When Maryland lost its lawsuit Tuesday to recover the costs of removing asbestos from public buildings, Jay S. Steinberg chalked up another jury verdict in favor of the manufacturers of the notorious insulation material.
As editor of Asbestos Property Litigator Report, Mr. Steinberg has been monitoring the outcomes of similar court cases filed by county and city governments, school boards and universities since March 1985. The outcome of the Maryland case "puts the defense over by one: It was 16 up and 16 down," Mr. Steinberg said yesterday.
The Maryland lawsuit -- considered a landmark case when it was filed in 1984 -- represented the first time in the United States that a state government had tried to recover the enormous costs of removing asbestos material from public buildings.
The Anne Arundel County jury's verdict favoring three asbestos manufacturers came on the heels of another closely watched case, in the city of Boston. The defendants there also won a total victory.
But whether the recent trend in favor of asbestos manufacturers will continue in upcoming cases, including three more in Maryland, is a tossup, say lawyers on both sides of the issue.
"The verdicts have gone both ways," said Assistant Attorney General Janet E. LaBella, the state's lawyer in the asbestos case. "I'm not sure you can take one trial or even two trials and project from that what's going to happen in all property damage cases and say 'now we have a trend here of defense verdicts.' "
The upcoming Maryland cases will involve "somewhat different facts, with a different jury and a different judge," said defense attorney George A. Nilson. But he said the lawyers representing the city of Baltimore and Baltimore and Anne Arundel counties will surely recognize -- "deep down inside" -- that "the state lawyering was very good, that the products were the same and if the jury system works, the result will be the same."
Mr. Steinberg, whose Philadelphia-area publication monitors asbestos property damage cases, attributes the slight shift favoring asbestos manufacturers to new Environmental Protection Agency guidelines on the removal of asbestos.
"In the last six months, the EPA put out another guidebook . . . TTC saying in a nutshell [that] you're going to cause more problems by ripping it out," said Mr. Steinberg. "Basically, if you leave it alone, if it's encased in cement and similar situations where there's no chance to deteriorate or break down into fibers, which people can inhale, then what's the beef?"
The danger posed by two asbestos products -- spray fireproofing and acoustical ceiling plaster -- in Maryland public buildings certainly was a key issue in the Anne Arundel County jury's two days of deliberations.
"There was not sufficient evidence in the courtroom that these particular materials, even though they contained asbestos, were dangerous," said jury foreman Robert M. Vukovich, 47, of Odenton. "Just because a material contains asbestos does not mean it's hazardous."
When Circuit Judge Raymond G. Thieme Jr. instructed the jury in the Maryland case, he set the parameters for their discussion on the product's danger.
The jury had to determine whether the danger of the product outweighed the "usefulness and desirability" of the product," an instruction that favored the defendants.
Although the city of Baltimore will be facing some of the same defendants and products, there's no way to know if the jury will review similar evidence or receive similar instructions when they deliberate.
Maryland's case was rare in that the defendants argued that the state knew as much about the dangers of asbestos between 1941 and 1979 as the manufacturers did, and that the state continued to use asbestos products in its building materials.
Carl E. Tuerk Jr., the lawyer representing the city of Baltimore, said he expects that the asbestos manufacturers will raise a similar argument when the city's case goes to trial Sept. 23.
But, Mr.

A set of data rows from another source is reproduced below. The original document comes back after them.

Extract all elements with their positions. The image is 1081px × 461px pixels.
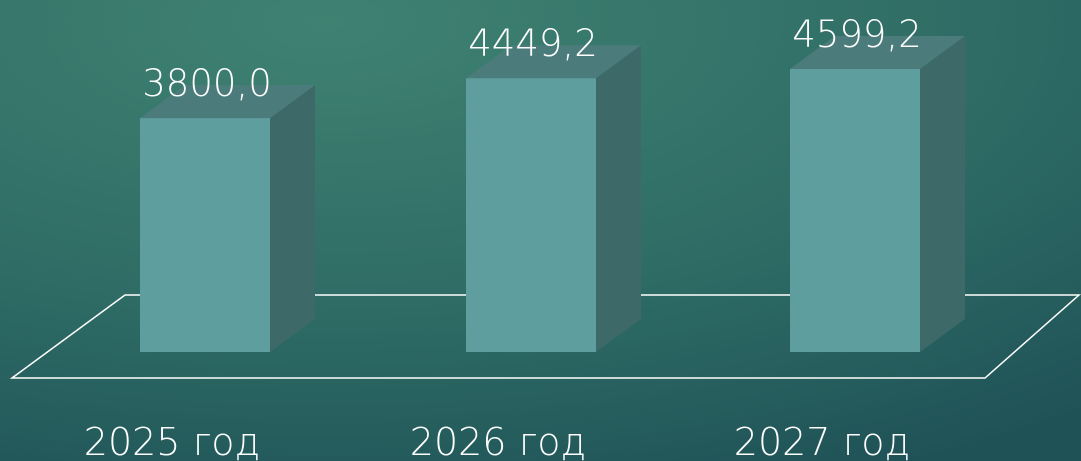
bar-top [140,85,315,119]
bar-top [790,36,965,69]
bar-front [466,78,596,353]
bar-top [466,45,641,79]
x-tick-label: 2026 год [410,420,586,461]
bar-side [270,85,315,352]
bar-side [596,45,641,353]
bar [466,45,641,353]
bar [790,36,965,352]
bar-side [920,36,965,352]
bar-front [140,118,270,352]
x-tick-label: 2025 год [84,420,260,461]
x-tick-label: 2027 год [734,420,910,461]
floor [9,294,1081,379]
value-label: 3800,0 [142,62,271,105]
bar-front [790,69,920,352]
value-label: 4599,2 [792,13,921,56]
bar [140,85,315,352]
value-label: 4449,2 [468,22,597,65]
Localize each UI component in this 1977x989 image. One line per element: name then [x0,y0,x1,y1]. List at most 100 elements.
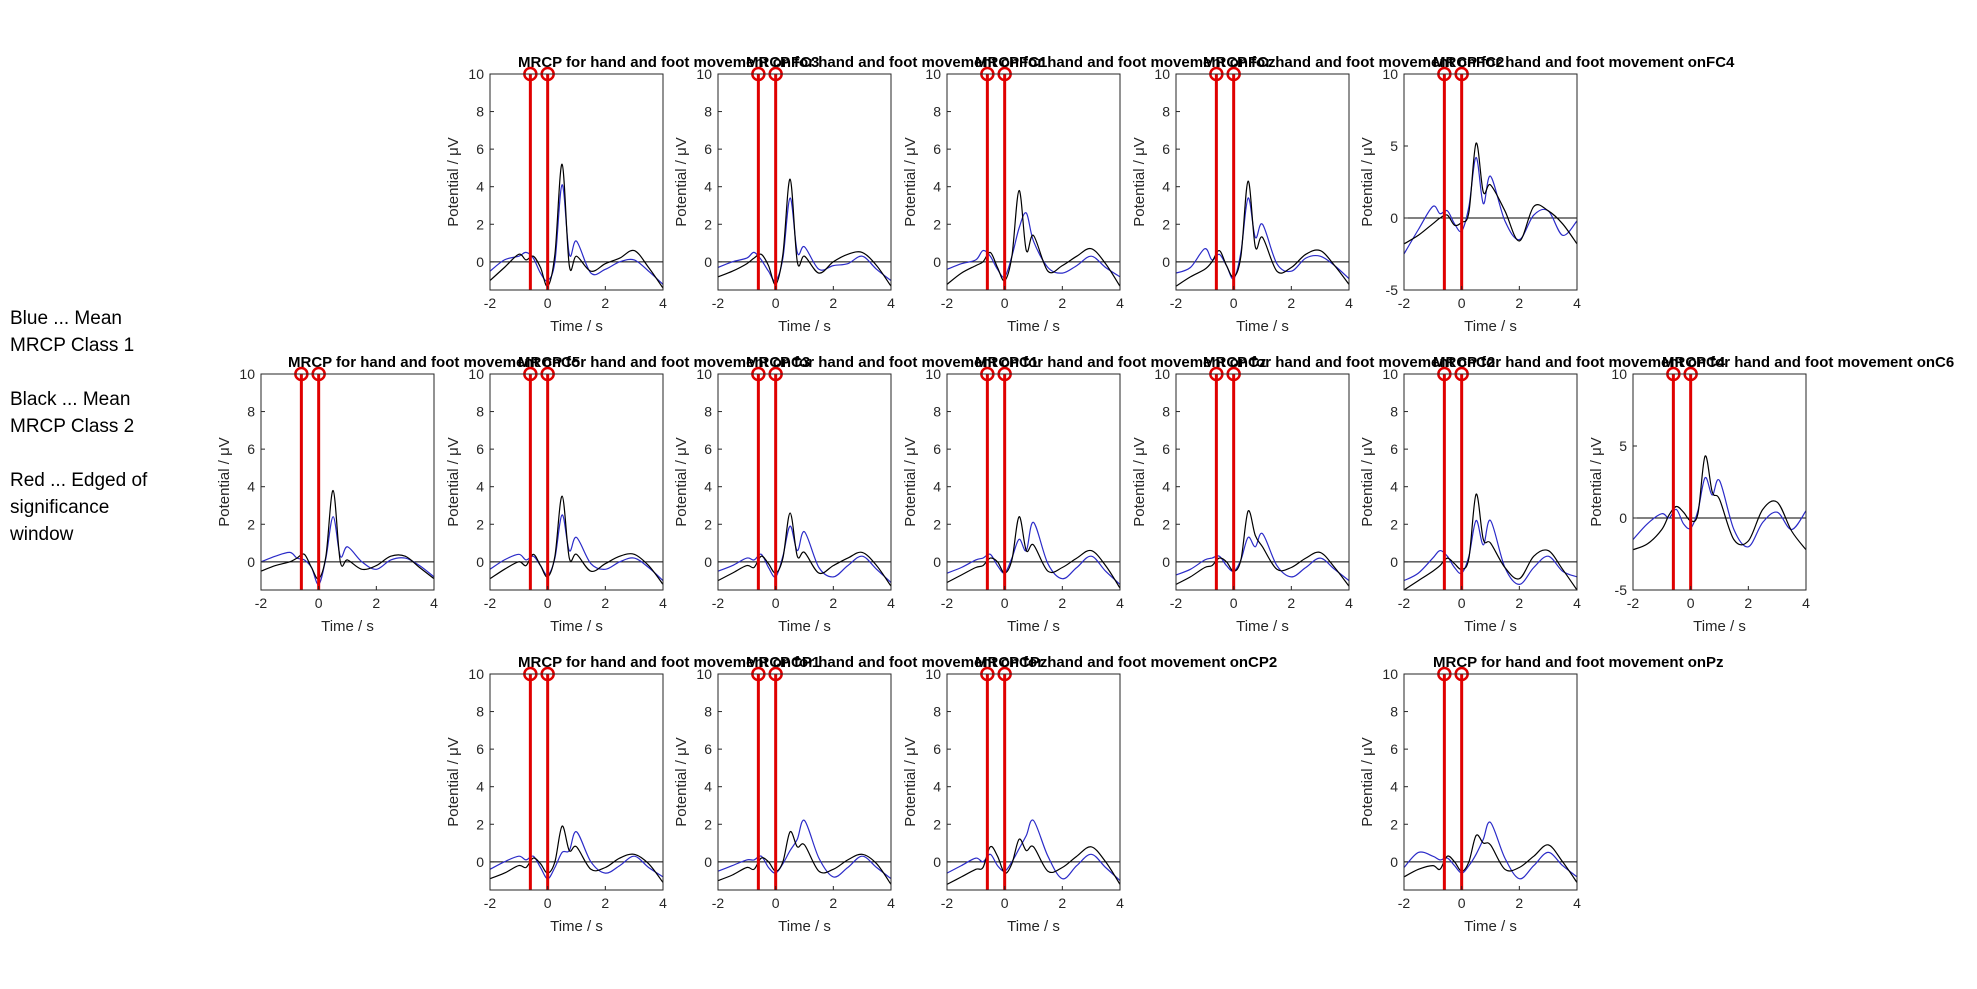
y-tick-label: 6 [1390,741,1398,757]
axes-box [946,73,1121,291]
x-tick-label: 0 [544,295,552,311]
x-axis-label: Time / s [550,918,603,935]
y-tick-label: 8 [476,404,484,420]
x-tick-label: 2 [829,295,837,311]
y-tick-label: 8 [704,104,712,120]
y-tick-label: 4 [1390,779,1398,795]
y-tick-label: 4 [704,179,712,195]
y-tick-label: 2 [933,516,941,532]
y-tick-label: 0 [247,554,255,570]
chart-panel: -2 0 2 4 0 2 4 6 8 10 Time / s Potential / μV MRCP f… [216,354,580,635]
y-tick-label: 6 [704,141,712,157]
y-axis-label: Potential / μV [902,437,919,527]
y-tick-label: 10 [1382,66,1398,82]
legend-red-line1: Red ... Edged of [10,470,148,491]
y-tick-label: 4 [704,779,712,795]
x-tick-label: -2 [712,295,725,311]
chart-panel: -2 0 2 4 0 2 4 6 8 10 Time / s Potential / μV MRCP f… [902,54,1276,335]
chart-title: MRCP for hand and foot movement onCP2 [975,654,1277,671]
series-line-class2 [717,178,892,287]
x-tick-label: 4 [1573,595,1581,611]
x-tick-label: 0 [772,895,780,911]
series-line-class2 [1403,493,1578,591]
y-tick-label: 4 [704,479,712,495]
y-tick-label: 6 [933,741,941,757]
y-tick-label: 4 [476,179,484,195]
series-line-class1 [717,197,892,282]
x-axis-label: Time / s [1007,318,1060,335]
x-tick-label: 0 [1230,295,1238,311]
x-tick-label: 0 [772,295,780,311]
series-line-class2 [1175,180,1350,287]
series-line-class2 [946,516,1121,589]
x-axis-label: Time / s [550,618,603,635]
series-line-class1 [260,516,435,586]
chart-title: MRCP for hand and foot movement onPz [1433,654,1724,671]
chart-title: MRCP for hand and foot movement onFCz [975,54,1276,71]
series-line-class1 [1175,532,1350,582]
series-line-class1 [1175,197,1350,280]
y-tick-label: 0 [1390,554,1398,570]
y-tick-label: 0 [704,854,712,870]
x-tick-label: 0 [315,595,323,611]
x-tick-label: -2 [1170,595,1183,611]
x-tick-label: 4 [659,595,667,611]
chart-title: MRCP for hand and foot movement onFC2 [1203,54,1504,71]
x-axis-label: Time / s [1236,318,1289,335]
y-tick-label: 0 [704,554,712,570]
y-axis-label: Potential / μV [902,137,919,227]
x-tick-label: 4 [1573,895,1581,911]
y-tick-label: 6 [933,141,941,157]
y-tick-label: 0 [476,554,484,570]
y-tick-label: 4 [476,479,484,495]
series-line-class2 [1403,142,1578,245]
y-tick-label: 8 [1162,104,1170,120]
y-tick-label: 2 [704,216,712,232]
axes-box [1632,373,1807,591]
y-tick-label: 10 [696,366,712,382]
chart-panel: -2 0 2 4 -5 0 5 10 Time / s Potential / μV MRCP fo… [1588,354,1954,635]
y-tick-label: 2 [1390,816,1398,832]
x-tick-label: 2 [601,295,609,311]
chart-title: MRCP for hand and foot movement onCPz [746,654,1047,671]
y-tick-label: 10 [925,666,941,682]
y-tick-label: 4 [247,479,255,495]
chart-panel: -2 0 2 4 0 2 4 6 8 10 Time / s Potential / μV MRCP f… [445,54,819,335]
x-tick-label: 4 [887,595,895,611]
chart-title: MRCP for hand and foot movement onFC4 [1433,54,1735,71]
y-tick-label: 6 [1162,141,1170,157]
y-tick-label: 6 [933,441,941,457]
y-tick-label: 0 [1390,854,1398,870]
y-axis-label: Potential / μV [902,737,919,827]
series-line-class2 [489,495,664,585]
y-axis-label: Potential / μV [216,437,233,527]
y-tick-label: 10 [468,66,484,82]
x-axis-label: Time / s [778,618,831,635]
y-tick-label: 8 [247,404,255,420]
y-tick-label: 0 [933,554,941,570]
x-axis-label: Time / s [1464,318,1517,335]
x-tick-label: 0 [1001,295,1009,311]
x-axis-label: Time / s [1464,618,1517,635]
series-line-class1 [946,212,1121,278]
x-tick-label: 2 [1287,595,1295,611]
series-line-class1 [1632,477,1807,548]
y-tick-label: 6 [476,441,484,457]
y-axis-label: Potential / μV [1359,737,1376,827]
y-tick-label: 8 [1162,404,1170,420]
y-tick-label: 10 [239,366,255,382]
y-tick-label: 10 [696,666,712,682]
y-tick-label: 8 [933,104,941,120]
legend-note: Blue ... Mean MRCP Class 1 Black ... Mea… [10,305,147,548]
x-tick-label: -2 [1398,895,1411,911]
y-tick-label: 0 [933,854,941,870]
y-tick-label: 10 [925,66,941,82]
y-tick-label: 6 [476,141,484,157]
chart-title: MRCP for hand and foot movement onCP1 [518,654,820,671]
y-tick-label: 10 [696,66,712,82]
series-line-class1 [489,184,664,285]
x-tick-label: -2 [712,595,725,611]
legend-red-line3: window [10,524,74,545]
y-tick-label: 6 [476,741,484,757]
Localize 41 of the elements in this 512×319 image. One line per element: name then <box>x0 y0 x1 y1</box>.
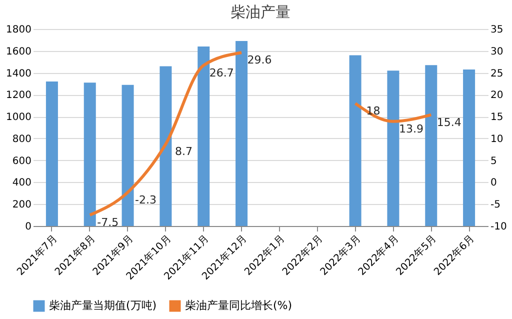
data-label: 18 <box>366 104 380 118</box>
y2-tick-label: 5 <box>490 156 497 167</box>
bar <box>198 46 210 226</box>
y-tick-label: 200 <box>12 200 32 211</box>
y2-tick-label: -10 <box>490 222 507 232</box>
y-tick-label: 800 <box>12 134 32 145</box>
data-label: -7.5 <box>97 216 119 230</box>
chart-title: 柴油产量 <box>230 3 290 21</box>
legend-label: 柴油产量当期值(万吨) <box>49 299 157 312</box>
bar <box>387 70 400 226</box>
data-label: 26.7 <box>209 66 234 80</box>
y2-tick-label: -5 <box>490 200 500 211</box>
y2-tick-label: 15 <box>490 112 504 124</box>
data-label: 15.4 <box>436 116 462 129</box>
bar <box>463 69 476 226</box>
bar <box>46 82 58 226</box>
bar <box>84 82 96 226</box>
y-tick-label: 1800 <box>6 24 32 36</box>
data-label: 8.7 <box>174 145 192 158</box>
bar <box>236 41 248 226</box>
y2-tick-label: 20 <box>490 90 504 102</box>
y2-tick-label: 30 <box>490 46 504 58</box>
data-label: 13.9 <box>398 122 424 136</box>
bar <box>349 55 362 226</box>
y-tick-label: 400 <box>12 178 32 189</box>
y2-tick-label: 0 <box>490 178 497 189</box>
bar <box>425 65 438 226</box>
y-tick-label: 1600 <box>6 46 32 58</box>
y-tick-label: 1400 <box>6 68 32 80</box>
y-tick-label: 1000 <box>6 112 32 124</box>
data-label: -2.3 <box>135 193 157 206</box>
bar <box>160 66 172 226</box>
y-tick-label: 1200 <box>6 90 32 102</box>
y-tick-label: 0 <box>25 222 32 232</box>
y2-tick-label: 25 <box>490 68 504 80</box>
y2-tick-label: 10 <box>490 134 504 145</box>
legend-label: 柴油产量同比增长(%) <box>185 299 292 312</box>
bar <box>122 84 134 226</box>
data-label: 29.6 <box>247 54 272 67</box>
y-tick-label: 600 <box>12 156 32 167</box>
y2-tick-label: 35 <box>490 24 504 36</box>
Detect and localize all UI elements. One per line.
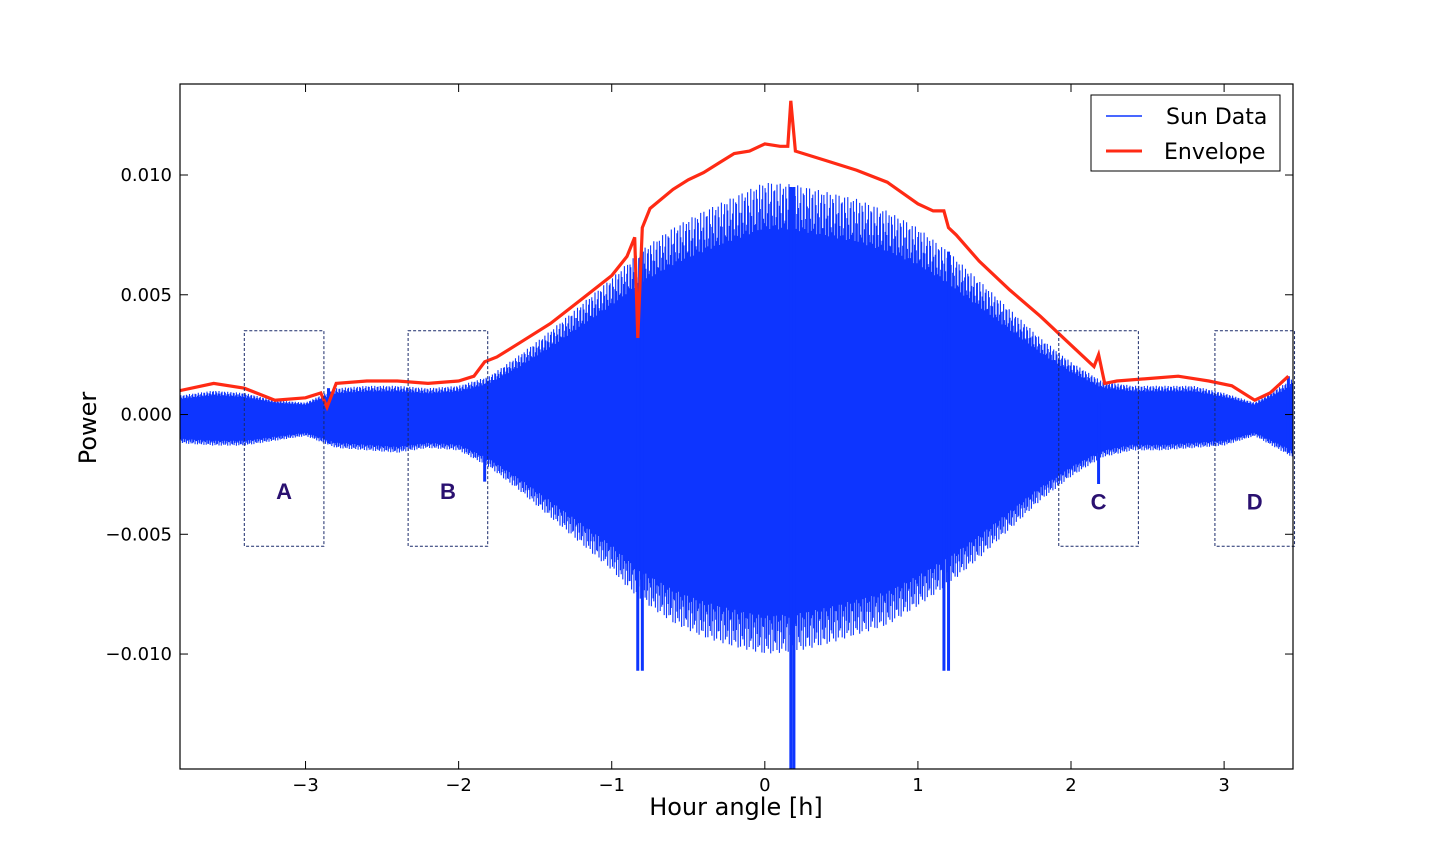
legend-label-sun-data: Sun Data [1166,105,1267,130]
region-label-b: B [440,479,456,504]
y-tick-label-4: 0.010 [120,165,172,186]
data-layer [180,100,1293,769]
region-box-b [407,330,489,547]
region-label-a: A [276,479,292,504]
y-tick-label-3: 0.005 [120,285,172,306]
x-tick-label-1: −2 [445,775,472,796]
region-label-c: C [1091,490,1107,515]
legend: Sun Data Envelope [1090,94,1281,172]
region-box-a [243,330,325,547]
region-box-d [1214,330,1296,547]
region-box-c [1058,330,1139,547]
legend-label-envelope: Envelope [1164,140,1265,165]
x-tick-label-2: −1 [598,775,625,796]
y-tick-label-1: −0.005 [105,524,172,545]
y-axis-title: Power [74,392,102,465]
region-layer: A B C D [243,330,1296,547]
x-tick-label-3: 0 [759,775,770,796]
y-tick-label-0: −0.010 [105,644,172,665]
legend-frame [1090,94,1281,172]
series-sun-data [180,182,1293,654]
x-tick-label-6: 3 [1218,775,1229,796]
x-tick-label-4: 1 [912,775,923,796]
x-axis-title: Hour angle [h] [649,793,823,821]
x-tick-label-5: 2 [1065,775,1076,796]
x-tick-label-0: −3 [292,775,319,796]
region-label-d: D [1247,490,1263,515]
y-tick-label-2: 0.000 [120,405,172,426]
series-envelope [180,100,1290,412]
plot-frame [179,83,1294,770]
tick-layer: −3 −2 −1 0 1 2 3 −0.010 −0.005 0.000 0.005 0.010 [105,84,1293,796]
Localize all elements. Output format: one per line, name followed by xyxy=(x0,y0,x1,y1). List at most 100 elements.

Tuerk insisted, "The factors are different in our case." He declined to elaborate.
"None of these cases demonstrate anything other than that this particular set of facts" persuaded a jury, he said.
The stakes, however, are just as high.
State and local governments have spent millions of dollars to remove or contain asbestos in their buildings. The state had hoped to recover at least $17 million from asbestos manufacturers when it went to trial. Now, after spending six years and $6 million on its legal fight, the state is left with only the $1 million-$2 million it received through settlements with asbestos manufacturers. The state has not yet decided whether to appeal the case.
The city of Baltimore has estimated its claim against asbestos manufacturers at $135 million, but Mr. Tuerk maintains that the figure is still in flux. The Sept. 23 trial is seven months away and the city already has spent nearly $2 million in legal fees.
Baltimore County's case goes to trial May 20. The county's lawsuit also involves some of the same defendants and products, said attorney Stephen J. Nolan. The county has reached "a compromise" settlement for removal and replacement costs on ceiling tile and surface treatment products, Mr. Nolan said. But the actual amounts will remain secret until the trial ends.
The first phase of the Anne Arundel County case goes to trial in November.